Investment firms liable for cartel participation by companies in which they invest
Published on 22nd Oct 2015
On 20 October 2015, the Dutch national competition authority (the ACM) confirmed its decision that investment firms can be fined for anti-competitive actions by businesses in which they invest, if it can be shown that the investment firms exercise ‘decisive influence’ over the business involved.
Following its investigation into a flour cartel, in December 2014 the ACM issued its decision, finding that certain flour companies – including Meneba – had entered into a market sharing agreement contrary to competition law. The ACM held that Meneba’s ultimate parent entities were jointly and severally liable for the infringements, concluding that:
- Bencis Capital Partners group held over 90% of shares in Meneba and were liable for €1m of the fine imposed on Meneba; and
- two companies in the CVC group, which had previously held c.40% of shares in Meneba during the period of the infringement, were jointly and severally liable for €450,000 each.
Bencis Capital Partners and Bencis Buyout Fund II appealed the ACM’s decision, arguing that their influence over Meneba’s board did not constitute the necessary level of decisive influence and that, in any event, buyout firms (such a private equity firms) were not ‘centrally guided concerns’ for the purposes of legislation.
These arguments were rejected by the ACM, which considered that:
- the competition rules apply to any entity that carries out economic activity and, as such, the actions of investment firms are also caught; and
- the firms had the power to appoint board members, influence business plans and cast deciding votes in relation to the supervisory board, all of which did constitute decisive influence.
As such, the ACM’s decision of 20 October 2015 confirmed its original decision that Bencis Capital Partners and Bencis Buyout Fund II should be held jointly and severally liable for Meneba’s participation in the cartel.
Bencis Capital Partners and Bencis Buyout Fund II have the opportunity to appeal the ACM’s decision to the Dutch district court in Rotterdam.
Is this surprising?
The ACM’s reasoning in this case is consistent with the European Commission’s decision of 2 April 2014 in the high voltage power cables cartel. Following its investigation, the Commission fined 11 producers of underground and submarine high voltage power cables for market and customer sharing contrary to competition law. The Commission found that Goldman Sachs was jointly and severally liable for EUR 37.3m of Prysmian’s EUR 104.6m fine as it exercised decisive influence over Prysmian by virtue of a fund it managed (GS Capital Partners) owning a stake in Prysmian (the Commission found that Goldman Sachs held 100% of the voting rights).

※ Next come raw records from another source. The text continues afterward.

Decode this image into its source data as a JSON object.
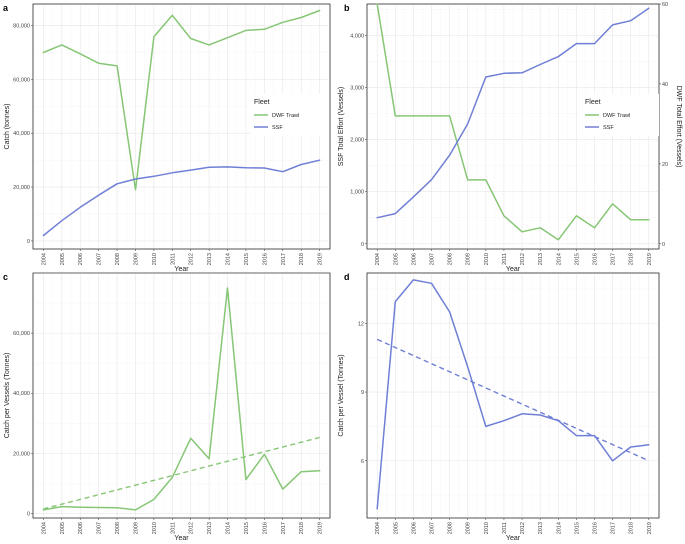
{
  "colors": {
    "green": "#86c675",
    "blue": "#6f7fd6"
  },
  "chart_data": [
    {
      "panel": "a",
      "type": "line",
      "xlabel": "Year",
      "ylabel": "Catch (tonnes)",
      "x": [
        2004,
        2005,
        2006,
        2007,
        2008,
        2009,
        2010,
        2011,
        2012,
        2013,
        2014,
        2015,
        2016,
        2017,
        2018,
        2019
      ],
      "ylim": [
        -3000,
        88000
      ],
      "yticks": [
        0,
        20000,
        40000,
        60000,
        80000
      ],
      "ytick_labels": [
        "0",
        "20,000",
        "40,000",
        "60,000",
        "80,000"
      ],
      "legend": {
        "title": "Fleet",
        "position": "right"
      },
      "series": [
        {
          "name": "DWF Trawl",
          "color": "green",
          "values": [
            70000,
            72800,
            69500,
            66000,
            65000,
            19000,
            75800,
            83800,
            75200,
            72800,
            75500,
            78200,
            78600,
            81200,
            83000,
            85600
          ]
        },
        {
          "name": "SSF",
          "color": "blue",
          "values": [
            2000,
            7500,
            12500,
            17000,
            21200,
            23000,
            24000,
            25300,
            26300,
            27400,
            27500,
            27200,
            27100,
            25700,
            28400,
            30000
          ]
        }
      ]
    },
    {
      "panel": "b",
      "type": "line",
      "xlabel": "Year",
      "ylabel": "SSF Total Effort (Vessels)",
      "ylabel_right": "DWF Total Effort (Vessels)",
      "x": [
        2004,
        2005,
        2006,
        2007,
        2008,
        2009,
        2010,
        2011,
        2012,
        2013,
        2014,
        2015,
        2016,
        2017,
        2018,
        2019
      ],
      "ylim": [
        -100,
        4600
      ],
      "yticks": [
        0,
        1000,
        2000,
        3000,
        4000
      ],
      "ytick_labels": [
        "0",
        "1,000",
        "2,000",
        "3,000",
        "4,000"
      ],
      "ylim_right": [
        -1.3,
        60
      ],
      "yticks_right": [
        0,
        20,
        40,
        60
      ],
      "legend": {
        "title": "Fleet",
        "position": "right"
      },
      "series": [
        {
          "name": "DWF Trawl",
          "axis": "right",
          "color": "green",
          "values": [
            60,
            32,
            32,
            32,
            32,
            16,
            16,
            7,
            3,
            4,
            1,
            7,
            4,
            10,
            6,
            6
          ]
        },
        {
          "name": "SSF",
          "axis": "left",
          "color": "blue",
          "values": [
            500,
            580,
            900,
            1230,
            1700,
            2300,
            3200,
            3270,
            3280,
            3440,
            3590,
            3840,
            3840,
            4200,
            4280,
            4520
          ]
        }
      ]
    },
    {
      "panel": "c",
      "type": "line",
      "xlabel": "Year",
      "ylabel": "Catch per Vessels (Tonnes)",
      "x": [
        2004,
        2005,
        2006,
        2007,
        2008,
        2009,
        2010,
        2011,
        2012,
        2013,
        2014,
        2015,
        2016,
        2017,
        2018,
        2019
      ],
      "ylim": [
        -1500,
        80000
      ],
      "yticks": [
        0,
        20000,
        40000,
        60000
      ],
      "ytick_labels": [
        "0",
        "20,000",
        "40,000",
        "60,000"
      ],
      "series": [
        {
          "name": "",
          "color": "green",
          "values": [
            1200,
            2300,
            2100,
            2000,
            1900,
            1200,
            4700,
            12000,
            25000,
            18200,
            75000,
            11300,
            19700,
            8100,
            13900,
            14200
          ]
        }
      ],
      "trend": {
        "color": "green",
        "from": [
          2004,
          1500
        ],
        "to": [
          2019,
          25300
        ]
      }
    },
    {
      "panel": "d",
      "type": "line",
      "xlabel": "Year",
      "ylabel": "Catch per Vessel (Tonnes)",
      "x": [
        2004,
        2005,
        2006,
        2007,
        2008,
        2009,
        2010,
        2011,
        2012,
        2013,
        2014,
        2015,
        2016,
        2017,
        2018,
        2019
      ],
      "ylim": [
        3.5,
        14.2
      ],
      "yticks": [
        6,
        9,
        12
      ],
      "ytick_labels": [
        "6",
        "9",
        "12"
      ],
      "series": [
        {
          "name": "",
          "color": "blue",
          "values": [
            3.9,
            12.95,
            13.9,
            13.75,
            12.5,
            10.1,
            7.5,
            7.75,
            8.05,
            8.0,
            7.75,
            7.1,
            7.1,
            6.0,
            6.6,
            6.7
          ]
        }
      ],
      "trend": {
        "color": "blue",
        "from": [
          2004,
          11.3
        ],
        "to": [
          2019,
          6.0
        ]
      }
    }
  ]
}
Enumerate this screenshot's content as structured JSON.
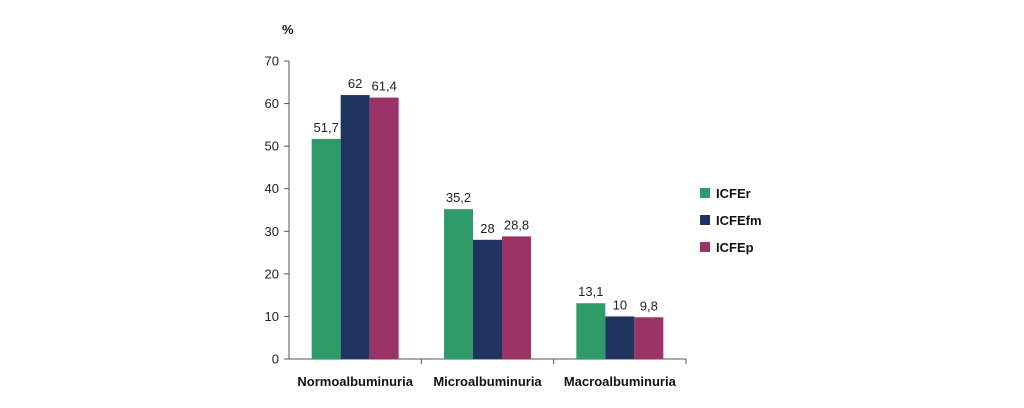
{
  "chart_data": {
    "type": "bar",
    "title": "",
    "xlabel": "",
    "ylabel": "%",
    "ylim": [
      0,
      70
    ],
    "yticks": [
      0,
      10,
      20,
      30,
      40,
      50,
      60,
      70
    ],
    "grid": false,
    "legend_position": "right",
    "categories": [
      "Normoalbuminuria",
      "Microalbuminuria",
      "Macroalbuminuria"
    ],
    "series": [
      {
        "name": "ICFEr",
        "values": [
          51.7,
          35.2,
          13.1
        ],
        "labels": [
          "51,7",
          "35,2",
          "13,1"
        ],
        "color": "#2e9b68"
      },
      {
        "name": "ICFEfm",
        "values": [
          62,
          28,
          10
        ],
        "labels": [
          "62",
          "28",
          "10"
        ],
        "color": "#1f3560"
      },
      {
        "name": "ICFEp",
        "values": [
          61.4,
          28.8,
          9.8
        ],
        "labels": [
          "61,4",
          "28,8",
          "9,8"
        ],
        "color": "#9c3366"
      }
    ]
  }
}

Goldman Sachs has appealed the Commission’s decision to the General Court.
The outcome of Goldman Sachs’ appeal will be awaited with some anticipation as, if the Commission’s decision is upheld, the General Court will be seen as giving a green light to competition authorities (both the Commission and national authorities) which find investment firms liable for the actions of the businesses in which they invest. However, the ACM’s decision is particularly of interest given that the CVC group were also held liable while only holding 40% of the shares.
While “decisive influence” is required to be exercised by the investment firms, it is widely acknowledged in an EU merger control situation that even a minority shareholding can result in a finding of “decisive influence“. As such, it will be interesting to see whether investment firms start seeking a lower level of voting rights, board representation or management control in order to avoid being found to exercise decisive influence over the business in which they are investing.